Elle avait subi un harcèlement de la part de camarades et souffert depuis la 7e année de sa scolarité. Elle s’était retrouvée en 9e année dans la même école que ses harceleurs. Elle avait souffert d’une grande détresse en 2022 et 2023, tant au niveau psychologique qu’à celui de ses capacités d’apprentissage. Elle n’avait repris possession de ses moyens qu’au deuxième trimestre 2023. Elle n’avait été capable de réinvestir ses études qu’au cours de l’année 2023-2024. Sa mère avait demandé le 18 juin 2024 s’il était possible de calculer sa moyenne annuelle sur les deux derniers trimestres, ce que le cycle d’orientation avait refusé.

Son droit d’être entendue avait été violé, son dossier complet n’ayant été ni transmis ni mis à disposition de ses parents malgré leurs demande réitérées.

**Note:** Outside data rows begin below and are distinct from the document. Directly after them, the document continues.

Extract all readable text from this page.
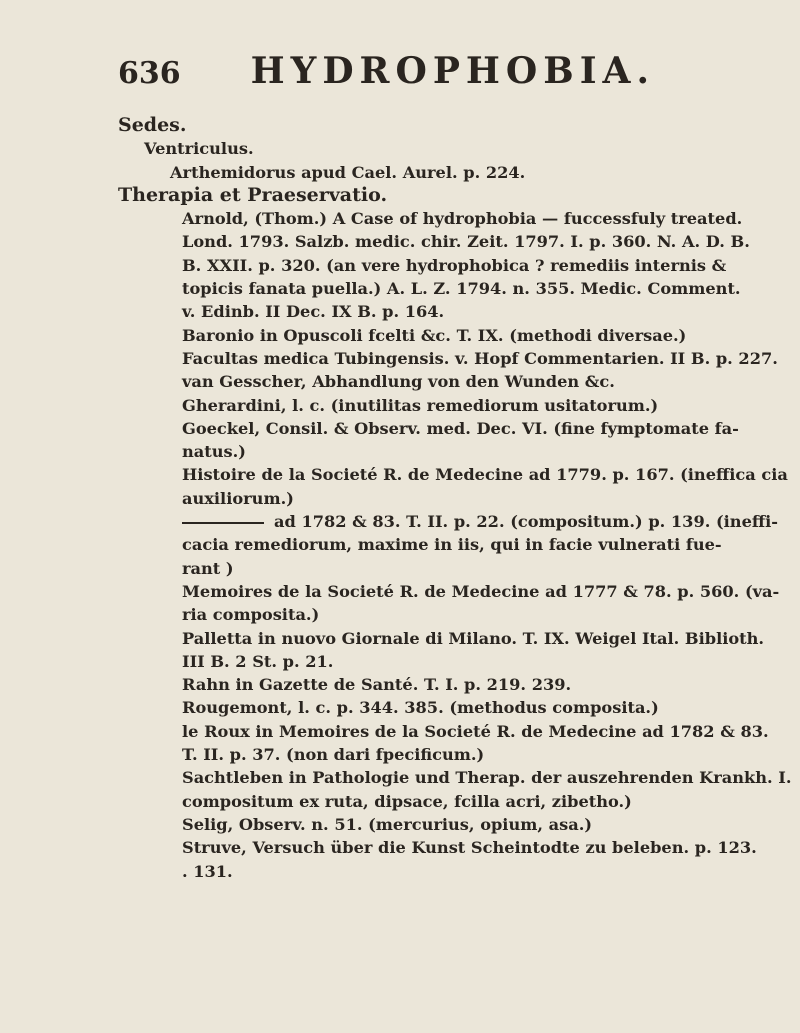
636 HYDROPHOBIA.

Sedes.

Ventriculus.
Arthemidorus apud Cael. Aurel. p. 224.

Therapia et Praeservatio.

Arnold, (Thom.) A Case of hydrophobia — fuccessfuly treated.
Lond. 1793. Salzb. medic. chir. Zeit. 1797. I. p. 360. N. A. D. B.
B. XXII. p. 320. (an vere hydrophobica ? remediis internis &
topicis fanata puella.) A. L. Z. 1794. n. 355. Medic. Comment.
v. Edinb. II Dec. IX B. p. 164.

Baronio in Opuscoli fcelti &c. T. IX. (methodi diversae.)

Facultas medica Tubingensis. v. Hopf Commentarien. II B. p. 227.
van Gesscher, Abhandlung von den Wunden &c.

Gherardini, l. c. (inutilitas remediorum usitatorum.)

Goeckel, Consil. & Observ. med. Dec. VI. (fine fymptomate fa-
natus.)

Histoire de la Societé R. de Medecine ad 1779. p. 167. (ineffica cia
auxiliorum.)

ad 1782 & 83. T. II. p. 22. (compositum.) p. 139. (ineffi-
cacia remediorum, maxime in iis, qui in facie vulnerati fue-
rant )

Memoires de la Societé R. de Medecine ad 1777 & 78. p. 560. (va-
ria composita.)

Palletta in nuovo Giornale di Milano. T. IX. Weigel Ital. Biblioth.
III B. 2 St. p. 21.

Rahn in Gazette de Santé. T. I. p. 219. 239.

Rougemont, l. c. p. 344. 385. (methodus composita.)

le Roux in Memoires de la Societé R. de Medecine ad 1782 & 83.
T. II. p. 37. (non dari fpecificum.)

Sachtleben in Pathologie und Therap. der auszehrenden Krankh. I.
compositum ex ruta, dipsace, fcilla acri, zibetho.)

Selig, Observ. n. 51. (mercurius, opium, asa.)

Struve, Versuch über die Kunst Scheintodte zu beleben. p. 123.
. 131.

La décision violait le principe de proportionnalité et consacrait un excès négatif du pouvoir d’appréciation, dès lors qu’elle avait certes obtenu une moyenne en mathématiques de 3.3 mais qu’elle « surrempli[ssai]t » les tolérances en obtenant à la fois une moyenne générale de 4.9, une moyenne des disciplines principales de 4.3 et une seule moyenne annuelle « en-dessous de 3.3 » (recte : entre 3.0 et 3.4). Le refus de prendre en compte ses résultats des deux derniers trimestres en mathématiques alors qu’elle avait par ailleurs obtenu d’excellents résultats n’était ni apte, ni nécessaire, ni adéquat à favoriser sa progression dans le respect de sa personnalité.

b. Le 21 août 2024, le DIP a conclu au rejet de la demande de mesures provisionnelles.

c. Le 26 août 2024, la recourante a persisté dans ses conclusions sur mesures provisionnelles.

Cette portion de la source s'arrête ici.